Lihat halaman berikutnya >>>

 

Hilman mengatakan, pemeriksaan kesehatan juga akan mempertimbangkan data riwayat kesehatan jamaah yang bersumber dari rekam medis dengan mengoptimalkan penggunaan Aplikasi Satu Sehat.

Dijelaskan Hilman, Rakernas juga merekomendasikan penyempurnaan redaksi berita acara penetapan istithaah kesehatan jamaah haji. Jamaah yang tidak istithaah akan dibagi dalam dua kategori, tidak istithaah sementara dan tidak istithaah tetap atau permanen. 

Jamaah dengan kategori tidak istithaah sementara misalnya, mereka yang setelah proses pemeriksaan diketahui sedang hamil pada usia kehamilan yang tidak mengizinkannya untuk beribadah haji.
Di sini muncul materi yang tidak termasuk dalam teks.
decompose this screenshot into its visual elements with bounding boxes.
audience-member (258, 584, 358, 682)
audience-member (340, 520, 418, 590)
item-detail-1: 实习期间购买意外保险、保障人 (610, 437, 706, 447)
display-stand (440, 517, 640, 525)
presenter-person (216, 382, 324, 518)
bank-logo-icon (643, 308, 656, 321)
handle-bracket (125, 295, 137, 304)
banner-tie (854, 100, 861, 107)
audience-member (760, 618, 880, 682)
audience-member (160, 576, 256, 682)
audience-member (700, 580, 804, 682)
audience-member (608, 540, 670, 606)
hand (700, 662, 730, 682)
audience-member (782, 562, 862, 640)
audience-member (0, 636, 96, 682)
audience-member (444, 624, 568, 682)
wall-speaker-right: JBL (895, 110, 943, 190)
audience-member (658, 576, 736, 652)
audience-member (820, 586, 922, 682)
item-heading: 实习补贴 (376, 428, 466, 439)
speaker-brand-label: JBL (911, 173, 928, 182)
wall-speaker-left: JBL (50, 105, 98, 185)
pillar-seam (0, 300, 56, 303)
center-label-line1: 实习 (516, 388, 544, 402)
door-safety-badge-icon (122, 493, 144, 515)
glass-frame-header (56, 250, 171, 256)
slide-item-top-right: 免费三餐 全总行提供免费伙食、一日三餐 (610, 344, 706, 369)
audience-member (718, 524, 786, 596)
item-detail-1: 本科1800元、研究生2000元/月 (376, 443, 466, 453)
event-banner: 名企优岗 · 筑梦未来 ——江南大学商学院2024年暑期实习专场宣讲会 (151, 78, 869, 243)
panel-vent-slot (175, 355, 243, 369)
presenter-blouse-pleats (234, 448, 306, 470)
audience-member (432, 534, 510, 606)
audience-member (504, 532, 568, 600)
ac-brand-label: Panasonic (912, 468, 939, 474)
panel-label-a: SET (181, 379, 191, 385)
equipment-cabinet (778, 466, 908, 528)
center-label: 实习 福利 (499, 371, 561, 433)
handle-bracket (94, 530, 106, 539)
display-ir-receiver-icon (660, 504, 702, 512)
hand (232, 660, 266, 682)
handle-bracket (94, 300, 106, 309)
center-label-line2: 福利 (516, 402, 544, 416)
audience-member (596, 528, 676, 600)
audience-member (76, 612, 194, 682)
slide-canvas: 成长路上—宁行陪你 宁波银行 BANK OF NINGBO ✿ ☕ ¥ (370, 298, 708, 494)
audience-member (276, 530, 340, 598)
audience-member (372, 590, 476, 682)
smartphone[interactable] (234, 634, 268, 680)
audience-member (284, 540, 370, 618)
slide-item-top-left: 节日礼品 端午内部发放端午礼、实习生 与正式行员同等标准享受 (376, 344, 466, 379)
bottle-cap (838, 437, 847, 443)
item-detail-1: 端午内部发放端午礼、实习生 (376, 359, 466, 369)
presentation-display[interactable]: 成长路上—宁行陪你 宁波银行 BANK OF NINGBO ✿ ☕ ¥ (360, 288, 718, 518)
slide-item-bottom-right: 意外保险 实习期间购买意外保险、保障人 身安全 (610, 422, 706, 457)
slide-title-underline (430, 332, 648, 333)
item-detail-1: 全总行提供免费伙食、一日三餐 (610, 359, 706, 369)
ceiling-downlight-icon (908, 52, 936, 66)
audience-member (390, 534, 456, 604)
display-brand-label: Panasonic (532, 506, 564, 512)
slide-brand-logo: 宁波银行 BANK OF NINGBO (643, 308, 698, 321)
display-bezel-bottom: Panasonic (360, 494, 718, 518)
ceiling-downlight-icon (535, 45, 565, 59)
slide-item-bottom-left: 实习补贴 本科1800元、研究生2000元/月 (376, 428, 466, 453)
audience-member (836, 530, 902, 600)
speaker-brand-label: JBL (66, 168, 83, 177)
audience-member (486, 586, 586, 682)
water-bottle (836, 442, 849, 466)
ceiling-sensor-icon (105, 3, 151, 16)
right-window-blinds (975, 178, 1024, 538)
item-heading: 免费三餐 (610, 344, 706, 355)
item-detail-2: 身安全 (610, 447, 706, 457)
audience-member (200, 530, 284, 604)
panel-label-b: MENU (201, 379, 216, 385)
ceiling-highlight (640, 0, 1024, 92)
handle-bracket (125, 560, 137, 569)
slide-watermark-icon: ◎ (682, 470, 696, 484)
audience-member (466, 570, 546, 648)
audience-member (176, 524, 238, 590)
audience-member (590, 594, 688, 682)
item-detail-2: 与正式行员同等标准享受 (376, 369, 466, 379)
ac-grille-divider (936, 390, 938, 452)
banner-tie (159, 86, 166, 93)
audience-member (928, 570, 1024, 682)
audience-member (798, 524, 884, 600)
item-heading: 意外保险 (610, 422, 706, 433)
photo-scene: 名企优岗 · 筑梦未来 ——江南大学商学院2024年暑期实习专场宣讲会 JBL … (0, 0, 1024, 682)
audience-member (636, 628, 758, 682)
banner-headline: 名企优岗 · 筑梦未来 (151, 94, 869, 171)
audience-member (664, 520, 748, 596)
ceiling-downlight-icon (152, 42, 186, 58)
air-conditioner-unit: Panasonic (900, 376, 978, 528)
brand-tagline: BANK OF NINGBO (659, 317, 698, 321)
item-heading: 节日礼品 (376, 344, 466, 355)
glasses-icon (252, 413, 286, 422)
Ini berarti keberangkatannya ditunda pada musim haji berikutnya. 

"Sementara jamaah dengan sakit kronis, misal cancer stadium tertentu, ditetapkan tidak istithaah permanen,” ujar Hilman.

Setelah rekomendasi Rakernas ini dikonsultasikan ditetapkan sebagai sebuah kebijakan, Kemenag akan melakukan sosialisasi secara luas agar dipahami oleh jamaah haji.

Saat Rakernas Evaluasi Penyelenggaraan Haji dibuka, Wakil Ketua Komisi VIII DPR RI, Tb Ace Hasan Syadzily menilai usulan soal istithaah ditetapkan lebih dulu sebelum pelunasan biaya haji itu sangat tepat. 

 "Gus Men melontarkan usulan melakukan screening (kesehatan) terlebih dahulu sebelum pelunasan (Bipih). Ini sangat baik dan akan dipertimbangkan oleh kami dalam proses penyelenggaraan haji 2024," kata Ace di Bandung, Rabu (6/9/2023).

Sejalan dengan itu, Komisi VIII berkomitmen untuk membahas evaluasi penyelenggaraan haji lebih cepat dibanding tahun sebelumnya. Ace juga ingin pembahasan Biaya Penyelenggaraan Ibadah Haji (BPIH) dipercepat.

"Kami menargetkan pembahasan BPIH 1445 Hijriyah bisa diselesaikan antara Oktober atau November 2023. Sehingga ada waktu luang cukup bagi proses penyelenggaraan ibadah haji 2024," ujar Ace. 

Ace berharap rakernas evaluasi haji ini bisa mencari dan menemukan hal-hal yang dirasakan jamaah perlu diperbaiki. Hal itu penting untuk perbaikan kualitas pelayanan di tahun mendatang. 

"Komisi VIII juga punya catatan dan itu bagi kami perlu terus diperbaiki. Terima kasih atas kerja keras Kementerian Agama. Semoga layanan haji akan lebih baik di tahun mendatang," ujar Ace.

 

Rakernas Evaluasi Penyelenggaran Haji 1444 H/ 2023 M diselenggarakan di Bandung pada 6 - 9 September 2023. Rakernas ini dihadiri oleh jajaran Ditjen PHU, Kanwil Kemenag Provinsi, Kemenkes, dan juga instansi terkait lainnya yang terlibat dalam penyelenggaraan ibadah haji. Hadir juga sejumlah narasumber dari Kementerian Agama, Komisi VIII DPR, Pusat Kesehatan Haji, Badan Pengelola Keuangan Haji, dan Badan Pemeriksa Keuangan (BPK).